还有特殊的直角三角形 \((x-1,0),(x,1),(x+1,0)\) 或 \((x-1,1),(x,0),(x+1,1)\)。
点击查看代码
#include<bits/stdc++.h>
using namespace std;
#define ll long long
#define ull unsigned long long
int read()
{
int x = 0; bool f = false; char c = getchar();
while(c < '0' || c > '9') f |= (c == '-'), c = getchar();
while(c >= '0' && c <= '9') x = (x << 1) + (x << 3) + (c & 15), c = getchar();
return f ? -x : x;
}
const int N = 2e5 + 5;
int n, c[N][2];
int pre[N][2], suf[N][2];
void solve()
{
n = read();
for(int i = 0; i <= n; ++i)
{
pre[i][0] = pre[i][1] = 0;
suf[i][0] = suf[i][1] = 0;
c[i][0] = c[i][1] = 0;
}
for(int i = 1; i <= n; ++i)
{
int x = read(), y = read();
c[x][y] = 1;
pre[x][y] = suf[x][y] = 1;
}
for(int i = 1; i <= n; ++i) pre[i][0] += pre[i - 1][0], pre[i][1] += pre[i - 1][1];
for(int i = n - 1; i >= 0; --i) suf[i][0] += suf[i + 1][0], suf[i][1] += suf[i + 1][1];
ll ans = 0;
for(int i = 0; i <= n; ++i)
{
if(i > 0 && c[i][0] && c[i][1]) ans += pre[i - 1][0] + pre[i - 1][1];
if(i < n && c[i][0] && c[i][1]) ans += suf[i + 1][0] + suf[i + 1][1];
if(i > 0 && i < n)
{
ans += c[i - 1][1] & c[i][0] & c[i + 1][1];
ans += c[i - 1][0] & c[i][1] & c[i + 1][0];
}
}
printf("%lld\n", ans);
}
int main()
{
int T = read();
while(T--) solve();
return 0;
}
E. Klee's SUPER DUPER LARGE Array!!!
给定 \(n,k\),形成长度为 \(n\) 的序列 \(a\),其中 \(a_i = n+i-1\),\(\forall i\),求 \(x = \mid a_1 + a_2 + \cdots + a_i - a_{i+1} - \cdots - a_n \mid\) 的最小值。

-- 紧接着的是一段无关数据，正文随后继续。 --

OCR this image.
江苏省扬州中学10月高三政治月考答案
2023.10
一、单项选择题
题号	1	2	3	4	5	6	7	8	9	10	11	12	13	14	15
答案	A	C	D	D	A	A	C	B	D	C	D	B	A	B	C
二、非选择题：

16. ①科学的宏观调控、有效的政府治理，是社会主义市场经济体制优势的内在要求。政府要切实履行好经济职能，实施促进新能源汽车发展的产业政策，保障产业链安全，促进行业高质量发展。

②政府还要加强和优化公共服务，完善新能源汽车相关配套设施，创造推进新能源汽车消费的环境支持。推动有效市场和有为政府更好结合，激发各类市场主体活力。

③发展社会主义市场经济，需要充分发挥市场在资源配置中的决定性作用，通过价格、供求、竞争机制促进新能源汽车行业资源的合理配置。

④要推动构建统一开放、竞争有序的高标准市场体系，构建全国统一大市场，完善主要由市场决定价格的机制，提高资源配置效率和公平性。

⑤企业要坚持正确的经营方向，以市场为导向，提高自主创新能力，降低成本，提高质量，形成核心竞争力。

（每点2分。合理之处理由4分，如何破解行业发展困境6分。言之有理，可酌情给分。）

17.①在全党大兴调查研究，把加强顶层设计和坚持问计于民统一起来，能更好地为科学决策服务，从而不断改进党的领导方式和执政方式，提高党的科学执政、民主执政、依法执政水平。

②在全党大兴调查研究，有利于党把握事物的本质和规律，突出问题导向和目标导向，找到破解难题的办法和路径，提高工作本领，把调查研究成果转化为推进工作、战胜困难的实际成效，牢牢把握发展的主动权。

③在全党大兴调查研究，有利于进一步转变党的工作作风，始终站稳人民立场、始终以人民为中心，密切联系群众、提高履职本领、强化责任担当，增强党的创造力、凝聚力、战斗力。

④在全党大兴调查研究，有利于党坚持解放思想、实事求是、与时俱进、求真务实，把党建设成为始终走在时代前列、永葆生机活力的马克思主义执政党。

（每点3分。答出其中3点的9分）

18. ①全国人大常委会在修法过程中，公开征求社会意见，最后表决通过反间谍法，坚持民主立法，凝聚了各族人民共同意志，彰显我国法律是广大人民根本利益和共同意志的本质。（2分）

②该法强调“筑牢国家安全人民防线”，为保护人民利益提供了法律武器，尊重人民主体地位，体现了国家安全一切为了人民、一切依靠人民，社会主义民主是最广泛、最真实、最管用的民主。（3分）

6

注意到 \(x\) 随 \(i\) 的递增先递减后递增,即是单谷函数,整数域上三分即可。
注意:整数域上三分结束条件不宜确定,可以在 \(r - l \le 5\) 时暴力枚举。
点击查看代码
#include<bits/stdc++.h>
using namespace std;
#define ll long long
#define ull unsigned long long
int read()
{
int x = 0; bool f = false; char c = getchar();
while(c < '0' || c > '9') f |= (c == '-'), c = getchar();
while(c >= '0' && c <= '9') x = (x << 1) + (x << 3) + (c & 15), c = getchar();
return f ? -x : x;
}
ll get(ll l, ll r){ return (l + r) * (r - l + 1) / 2; }
void solve()
{
ll n = read(), K = read();
int l = 1, r = n;
while(r - l > 5)
{
int d = (r - l) / 3, lmid = l + d, rmid = r - d;
if(llabs(get(K, K + lmid - 1) - get(K + lmid, K + n - 1)) <= llabs(get(K, K + rmid - 1) - get(K + rmid, K + n - 1))) r = rmid;
else l = lmid;
}
ll ans = 0x7fffffffffffffff;
while(l <= r) ans = min(ans, llabs(get(K, K + l - 1) - get(K + l, K + n - 1))), ++l;
printf("%lld\n", ans);
}
int main()
{
int T = read();
while(T--) solve();
return 0;
}
F. Firefly's Queries
给定一个长度为 \(n\) 的序列 \(a\),记序列 \(c_i = \{a_i, a_{i+1}, \cdots a_{n}, a_{1}, \cdots a_{i-1} \}\)。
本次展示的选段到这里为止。